Story highlights
Historic vote was seen as a test of the powerful military's acceptance of democracy
Her party's win comes on the fifth anniversary of her release from house arrest
Nobel laureate Aung San Suu Kyi’s party won a historic majority in Myanmar’s parliament, marking the nation’s rejection of decades of military rule.
While the results haven’t been officially certified, the win by the National League for Democracy means it will choose the country’s next President.
The announcement, made by the election commission Friday, comes on the fifth anniversary of Suu Kyi’s release from house arrest, where the 70-year-old had been for the better part of 20 years.
Sunday’s elections were the first freely held in the nation in 25 years.
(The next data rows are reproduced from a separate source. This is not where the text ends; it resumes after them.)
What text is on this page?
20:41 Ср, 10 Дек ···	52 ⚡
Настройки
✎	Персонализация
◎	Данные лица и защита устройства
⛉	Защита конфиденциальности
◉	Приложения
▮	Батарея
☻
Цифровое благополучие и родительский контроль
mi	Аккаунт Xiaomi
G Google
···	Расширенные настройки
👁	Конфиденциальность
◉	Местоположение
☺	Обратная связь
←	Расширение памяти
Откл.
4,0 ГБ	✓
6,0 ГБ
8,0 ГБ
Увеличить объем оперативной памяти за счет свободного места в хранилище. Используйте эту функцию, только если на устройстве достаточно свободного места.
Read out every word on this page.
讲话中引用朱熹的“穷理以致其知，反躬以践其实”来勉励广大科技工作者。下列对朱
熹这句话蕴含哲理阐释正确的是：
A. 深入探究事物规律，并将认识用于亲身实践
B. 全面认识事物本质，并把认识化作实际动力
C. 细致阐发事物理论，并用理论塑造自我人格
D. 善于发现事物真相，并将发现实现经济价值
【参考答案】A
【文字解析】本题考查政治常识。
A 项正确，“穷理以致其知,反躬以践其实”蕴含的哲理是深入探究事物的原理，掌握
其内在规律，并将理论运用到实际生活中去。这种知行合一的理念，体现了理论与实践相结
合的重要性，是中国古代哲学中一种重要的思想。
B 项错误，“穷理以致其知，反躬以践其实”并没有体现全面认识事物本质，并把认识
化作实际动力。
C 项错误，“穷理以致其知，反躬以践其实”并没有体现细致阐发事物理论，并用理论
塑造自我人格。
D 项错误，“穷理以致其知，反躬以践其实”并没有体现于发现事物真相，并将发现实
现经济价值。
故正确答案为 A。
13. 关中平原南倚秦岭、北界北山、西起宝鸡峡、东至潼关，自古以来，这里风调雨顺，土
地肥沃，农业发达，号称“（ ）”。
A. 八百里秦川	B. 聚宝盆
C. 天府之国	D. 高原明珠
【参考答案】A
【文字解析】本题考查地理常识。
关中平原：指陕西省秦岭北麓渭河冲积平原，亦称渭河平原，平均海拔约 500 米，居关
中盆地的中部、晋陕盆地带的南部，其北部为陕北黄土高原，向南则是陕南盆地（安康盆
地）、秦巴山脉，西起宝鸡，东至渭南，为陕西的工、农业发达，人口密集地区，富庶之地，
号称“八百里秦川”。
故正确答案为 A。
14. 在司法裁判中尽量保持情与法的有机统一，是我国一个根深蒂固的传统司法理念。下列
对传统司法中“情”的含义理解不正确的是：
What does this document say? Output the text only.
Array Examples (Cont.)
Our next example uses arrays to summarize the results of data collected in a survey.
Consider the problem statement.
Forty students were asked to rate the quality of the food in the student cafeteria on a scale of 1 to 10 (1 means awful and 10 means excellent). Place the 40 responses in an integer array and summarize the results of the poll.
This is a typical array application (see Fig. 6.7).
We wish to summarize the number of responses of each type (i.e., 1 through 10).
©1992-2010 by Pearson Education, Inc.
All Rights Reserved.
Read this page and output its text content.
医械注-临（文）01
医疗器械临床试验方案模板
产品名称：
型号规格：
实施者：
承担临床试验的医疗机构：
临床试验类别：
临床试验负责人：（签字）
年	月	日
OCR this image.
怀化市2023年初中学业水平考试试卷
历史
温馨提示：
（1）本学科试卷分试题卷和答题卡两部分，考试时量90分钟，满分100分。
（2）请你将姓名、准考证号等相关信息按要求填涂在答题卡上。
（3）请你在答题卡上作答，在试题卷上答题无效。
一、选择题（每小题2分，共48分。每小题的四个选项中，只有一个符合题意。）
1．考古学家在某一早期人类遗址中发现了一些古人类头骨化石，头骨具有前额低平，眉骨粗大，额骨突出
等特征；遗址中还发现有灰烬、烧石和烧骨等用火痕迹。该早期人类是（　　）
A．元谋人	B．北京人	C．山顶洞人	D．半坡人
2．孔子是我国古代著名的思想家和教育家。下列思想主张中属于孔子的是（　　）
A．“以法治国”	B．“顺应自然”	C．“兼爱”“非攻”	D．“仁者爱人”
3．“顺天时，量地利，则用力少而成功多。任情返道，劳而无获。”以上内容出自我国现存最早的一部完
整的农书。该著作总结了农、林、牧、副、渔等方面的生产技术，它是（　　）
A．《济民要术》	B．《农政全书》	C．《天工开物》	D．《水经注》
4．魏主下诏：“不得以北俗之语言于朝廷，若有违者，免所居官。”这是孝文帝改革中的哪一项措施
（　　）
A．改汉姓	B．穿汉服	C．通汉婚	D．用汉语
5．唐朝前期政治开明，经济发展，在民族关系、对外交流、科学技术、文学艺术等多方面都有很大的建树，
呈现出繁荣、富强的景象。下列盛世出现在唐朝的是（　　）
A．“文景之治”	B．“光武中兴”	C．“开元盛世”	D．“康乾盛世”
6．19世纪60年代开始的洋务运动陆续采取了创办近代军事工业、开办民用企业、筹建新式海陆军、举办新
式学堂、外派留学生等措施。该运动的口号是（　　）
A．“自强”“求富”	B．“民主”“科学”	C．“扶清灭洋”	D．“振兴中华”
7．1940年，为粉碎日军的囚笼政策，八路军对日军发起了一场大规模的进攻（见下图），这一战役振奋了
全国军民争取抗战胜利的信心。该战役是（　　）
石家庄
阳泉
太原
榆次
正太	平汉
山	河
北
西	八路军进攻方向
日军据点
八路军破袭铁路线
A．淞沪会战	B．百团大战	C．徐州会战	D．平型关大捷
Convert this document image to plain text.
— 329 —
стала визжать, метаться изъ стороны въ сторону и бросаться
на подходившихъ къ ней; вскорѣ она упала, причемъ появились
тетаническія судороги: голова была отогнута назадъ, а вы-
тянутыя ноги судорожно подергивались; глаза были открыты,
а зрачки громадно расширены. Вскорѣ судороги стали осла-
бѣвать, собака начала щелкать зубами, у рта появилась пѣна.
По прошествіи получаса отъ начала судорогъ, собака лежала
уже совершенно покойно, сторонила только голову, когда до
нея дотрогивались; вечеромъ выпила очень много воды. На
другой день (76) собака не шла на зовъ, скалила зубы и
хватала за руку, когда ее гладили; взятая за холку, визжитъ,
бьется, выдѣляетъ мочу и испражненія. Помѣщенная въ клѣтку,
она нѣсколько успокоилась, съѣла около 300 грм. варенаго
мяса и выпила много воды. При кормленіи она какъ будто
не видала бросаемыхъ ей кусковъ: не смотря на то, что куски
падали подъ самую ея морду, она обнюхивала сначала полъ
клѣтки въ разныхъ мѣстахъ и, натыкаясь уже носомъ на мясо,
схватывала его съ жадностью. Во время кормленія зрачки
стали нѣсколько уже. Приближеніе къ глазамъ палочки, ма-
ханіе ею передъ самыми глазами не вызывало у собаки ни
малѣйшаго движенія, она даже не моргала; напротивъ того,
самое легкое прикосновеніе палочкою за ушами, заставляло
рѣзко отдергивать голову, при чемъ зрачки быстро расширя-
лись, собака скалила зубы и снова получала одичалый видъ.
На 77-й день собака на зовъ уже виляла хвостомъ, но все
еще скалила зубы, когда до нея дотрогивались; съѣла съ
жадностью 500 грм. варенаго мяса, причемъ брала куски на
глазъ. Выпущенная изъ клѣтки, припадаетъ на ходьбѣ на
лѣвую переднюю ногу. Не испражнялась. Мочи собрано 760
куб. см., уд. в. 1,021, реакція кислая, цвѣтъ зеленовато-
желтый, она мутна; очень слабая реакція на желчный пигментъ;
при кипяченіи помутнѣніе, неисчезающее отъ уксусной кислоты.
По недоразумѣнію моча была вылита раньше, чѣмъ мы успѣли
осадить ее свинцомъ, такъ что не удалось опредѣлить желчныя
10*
Suu Kyi herself was reelected to her seat in the Kawhmu constituency in Yangon.
Barred from the top spot
Despite her party’s win, the leader of Myanmar’s long-fought democracy movement can’t become President.
A change in Myanmar’s constitution, drafted by the military, prevents anyone with foreign family members from becoming the nation’s leader.
Suu Kyi’s late husband was British. Her children hold British passports.
Still, she’s pushing forward.
She said last week she would be “above the President” if her party won the parliamentary election.
But complicating any efforts to change the rules in the future, the military also has an effective veto over any proposed constitutional changes.
READ: Anti-Muslim tension simmers in Myanmar
Landmark elections in Myanmar
Military still holds many of the cards
It will take at least another week to tabulate all the results, a presidential spokesman said.
The landmark election is seen as a test of the powerful military’s willingness to let the country continue along a path toward full democracy, after decades of military-dominated rule in Myanmar, also known as Burma.
Thein Sein has promised that the outcome of Sunday’s vote will be respected, but the system is already configured strongly in favor of the military, which gets to appoint a quarter of all lawmakers in the two houses of parliament.
What’s at stake in Myanmar’s elections?
Free and fair?
The changes ushered in under Thein Sein since 2011 have helped reduce the country’s international isolation, with Western sanctions being eased and foreign investment starting to ramp up.
But human rights groups have warned of a rise in politically motivated arrests as well as discrimination directed against the Muslim minority, notably the stateless Rohingya population.
Questions have come up over how free and fair the current election will turn out to be. Suu Kyi, a Nobel Peace Prize laureate, expressed concern last week about irregularities in advance voting, fraud and intimidation.
Many people still remember the last national election her party contested, in 1990, which it was widely considered to have won. But the military rulers annulled the results and placed Suu Kyi and many of her colleagues under arrest.
Suu Kyi, the daughter of an independence leader, spent much of the next two decades under house arrest, becoming an internationally recognized symbol of democracy and the country’s most popular politician.
What next?
After the outcome of the parliamentary vote is decided, lawmakers will begin the complex process of choosing a president.